Meteorolodzy - przygotujcie się! Na Słońcu doszło do potężnego rozbłysku, który wywoła na Ziemi burzę geomagnetyczną na dużą skalę
Wczoraj (3 października) na Słońcu doszło do potężnego rozbłysku, którego skutki będą odczuwalne na Ziemi. Sonda kosmiczna NASA Solar Dynamics Observatory zarejestrowała koronalny wyrzut masy i ostrzegła naukowców o zbliżających się problemach.
Co wiadomo
Przypomnijmy, że w maju wystąpiła burza magnetyczna, którą nazwano ekstremalną. Nowy kolosalny wyrzut energii przewyższa ten z maja i jest uznawany za rozbłysk klasy X9.05. Stanie się on najpotężniejszym od 2017 roku!
Sytuację komplikuje fakt, że 2 października na Słońcu również doszło do potężnej eksplozji, a energia obu wybuchów może się sumować, prowadząc do jeszcze większych potencjalnych zagrożeń dla Ziemi.

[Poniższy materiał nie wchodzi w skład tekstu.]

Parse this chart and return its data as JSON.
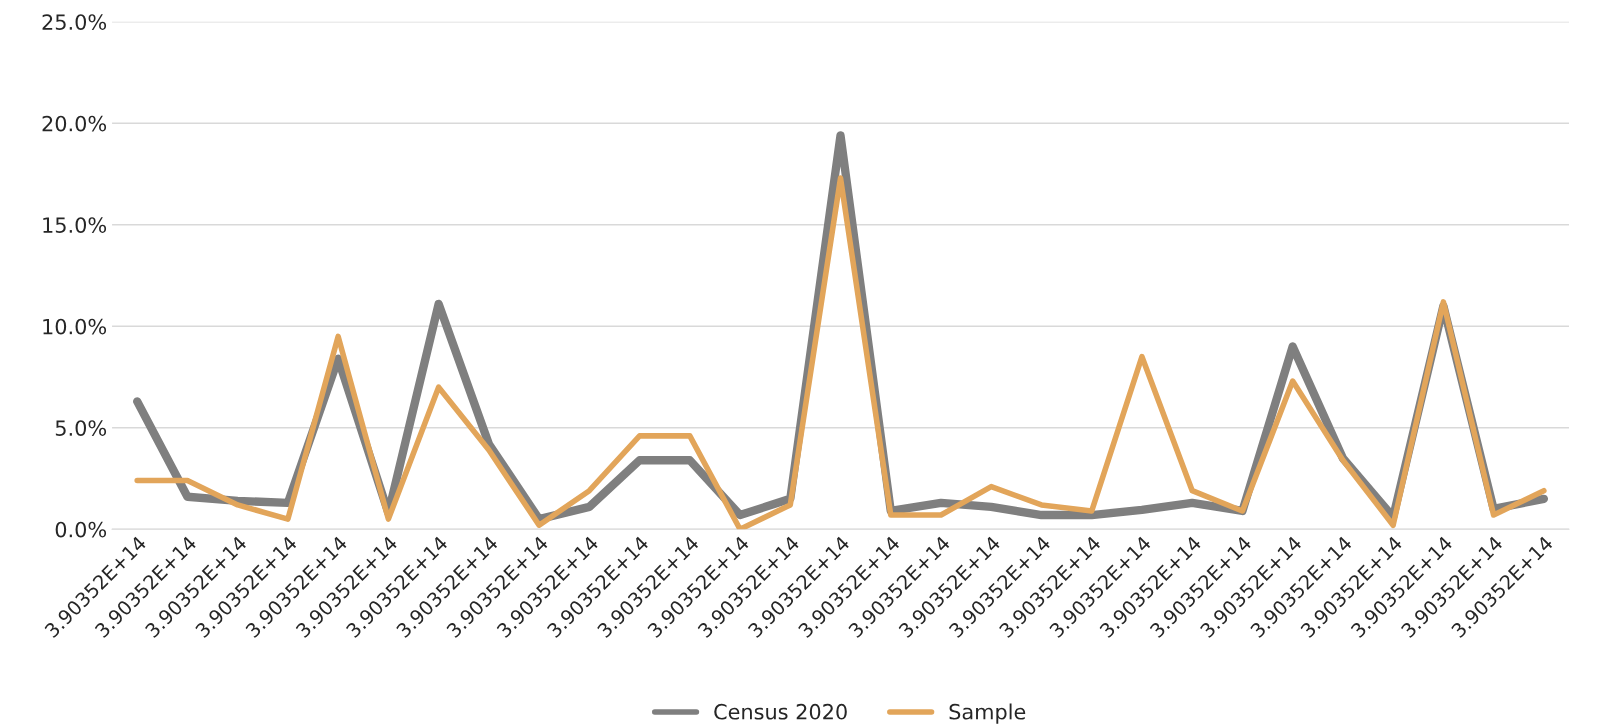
{
  "chart_data": {
    "type": "line",
    "categories": [
      "3.90352E+14",
      "3.90352E+14",
      "3.90352E+14",
      "3.90352E+14",
      "3.90352E+14",
      "3.90352E+14",
      "3.90352E+14",
      "3.90352E+14",
      "3.90352E+14",
      "3.90352E+14",
      "3.90352E+14",
      "3.90352E+14",
      "3.90352E+14",
      "3.90352E+14",
      "3.90352E+14",
      "3.90352E+14",
      "3.90352E+14",
      "3.90352E+14",
      "3.90352E+14",
      "3.90352E+14",
      "3.90352E+14",
      "3.90352E+14",
      "3.90352E+14",
      "3.90352E+14",
      "3.90352E+14",
      "3.90352E+14",
      "3.90352E+14",
      "3.90352E+14",
      "3.90352E+14"
    ],
    "series": [
      {
        "name": "Census 2020",
        "color": "#7f7f7f",
        "values": [
          6.3,
          1.6,
          1.4,
          1.3,
          8.4,
          0.8,
          11.1,
          4.2,
          0.5,
          1.1,
          3.4,
          3.4,
          0.7,
          1.5,
          19.4,
          0.9,
          1.3,
          1.1,
          0.7,
          0.7,
          0.95,
          1.3,
          0.9,
          9.0,
          3.5,
          0.6,
          11.0,
          1.0,
          1.5
        ]
      },
      {
        "name": "Sample",
        "color": "#e2a55a",
        "values": [
          2.4,
          2.4,
          1.2,
          0.5,
          9.5,
          0.5,
          7.0,
          3.9,
          0.2,
          1.9,
          4.6,
          4.6,
          0.0,
          1.2,
          17.3,
          0.7,
          0.7,
          2.1,
          1.2,
          0.9,
          8.5,
          1.9,
          0.9,
          7.3,
          3.4,
          0.2,
          11.2,
          0.7,
          1.9
        ]
      }
    ],
    "ylim": [
      0,
      25
    ],
    "yticks": [
      {
        "value": 0,
        "label": "0.0%"
      },
      {
        "value": 5,
        "label": "5.0%"
      },
      {
        "value": 10,
        "label": "10.0%"
      },
      {
        "value": 15,
        "label": "15.0%"
      },
      {
        "value": 20,
        "label": "20.0%"
      },
      {
        "value": 25,
        "label": "25.0%"
      }
    ],
    "grid": "y",
    "legend": "bottom",
    "line_style": "solid"
  }
}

Burza ta stanowi zagrożenie dla linii wysokiego napięcia, może mieć wpływ na satelity, a systemy nawigacji i komunikacji na Ziemi mogą zostać zakłócone.
Powinniśmy spodziewać się znacznego pogorszenia samopoczucia osób uzależnionych od meteorologii, mogą one odczuwać silne bóle głowy, skoki ciśnienia, przyspieszone bicie serca, zawroty głowy.

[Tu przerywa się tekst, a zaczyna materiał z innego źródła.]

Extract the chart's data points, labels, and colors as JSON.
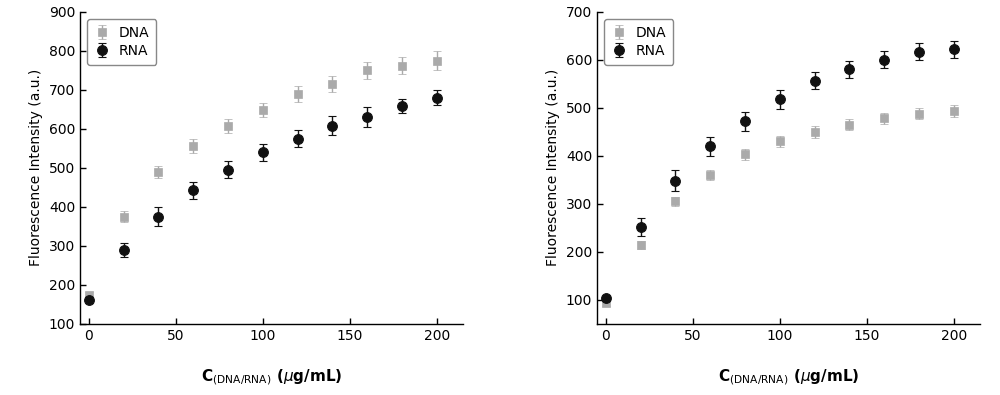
{
  "left": {
    "dna_x": [
      0,
      20,
      40,
      60,
      80,
      100,
      120,
      140,
      160,
      180,
      200
    ],
    "dna_y": [
      175,
      375,
      490,
      555,
      608,
      648,
      690,
      715,
      750,
      762,
      775
    ],
    "dna_yerr": [
      8,
      15,
      15,
      18,
      18,
      18,
      20,
      20,
      22,
      22,
      25
    ],
    "rna_x": [
      0,
      20,
      40,
      60,
      80,
      100,
      120,
      140,
      160,
      180,
      200
    ],
    "rna_y": [
      162,
      290,
      375,
      442,
      495,
      540,
      575,
      608,
      630,
      658,
      680
    ],
    "rna_yerr": [
      8,
      18,
      25,
      22,
      22,
      22,
      22,
      25,
      25,
      18,
      20
    ],
    "ylim": [
      100,
      900
    ],
    "yticks": [
      100,
      200,
      300,
      400,
      500,
      600,
      700,
      800,
      900
    ],
    "xlim": [
      -5,
      215
    ],
    "xticks": [
      0,
      50,
      100,
      150,
      200
    ]
  },
  "right": {
    "dna_x": [
      0,
      20,
      40,
      60,
      80,
      100,
      120,
      140,
      160,
      180,
      200
    ],
    "dna_y": [
      93,
      215,
      305,
      360,
      403,
      430,
      450,
      465,
      478,
      488,
      493
    ],
    "dna_yerr": [
      5,
      8,
      10,
      10,
      12,
      12,
      12,
      12,
      12,
      12,
      12
    ],
    "rna_x": [
      0,
      20,
      40,
      60,
      80,
      100,
      120,
      140,
      160,
      180,
      200
    ],
    "rna_y": [
      104,
      252,
      348,
      420,
      472,
      518,
      557,
      580,
      600,
      617,
      622
    ],
    "rna_yerr": [
      5,
      18,
      22,
      20,
      20,
      20,
      18,
      18,
      18,
      18,
      18
    ],
    "ylim": [
      50,
      700
    ],
    "yticks": [
      100,
      200,
      300,
      400,
      500,
      600,
      700
    ],
    "xlim": [
      -5,
      215
    ],
    "xticks": [
      0,
      50,
      100,
      150,
      200
    ]
  },
  "dna_color": "#aaaaaa",
  "rna_color": "#111111",
  "dna_marker": "s",
  "rna_marker": "o",
  "marker_size": 6,
  "ylabel": "Fluorescence Intensity (a.u.)",
  "legend_dna": "DNA",
  "legend_rna": "RNA",
  "capsize": 3,
  "elinewidth": 1.0,
  "linewidth": 0
}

Jedynym bonusem wynikającym z tak znacznych emisji słonecznych jest niesamowite piękno zorzy polarnej w miejscach, w których ona nie występuje.
Oczekuje się, że energia słoneczna dotrze do Ziemi w dniach 4-6 października, po czym aktywność geomagnetyczna będzie stopniowo spadać. Naukowcy ostrzegają jednak, że w tym czasie Słońce znajduje się w okresie wzmożonej aktywności, który potrwa około roku, więc pojawienie się najsilniejszych rozbłysków klasy X może nastąpić w każdej chwili.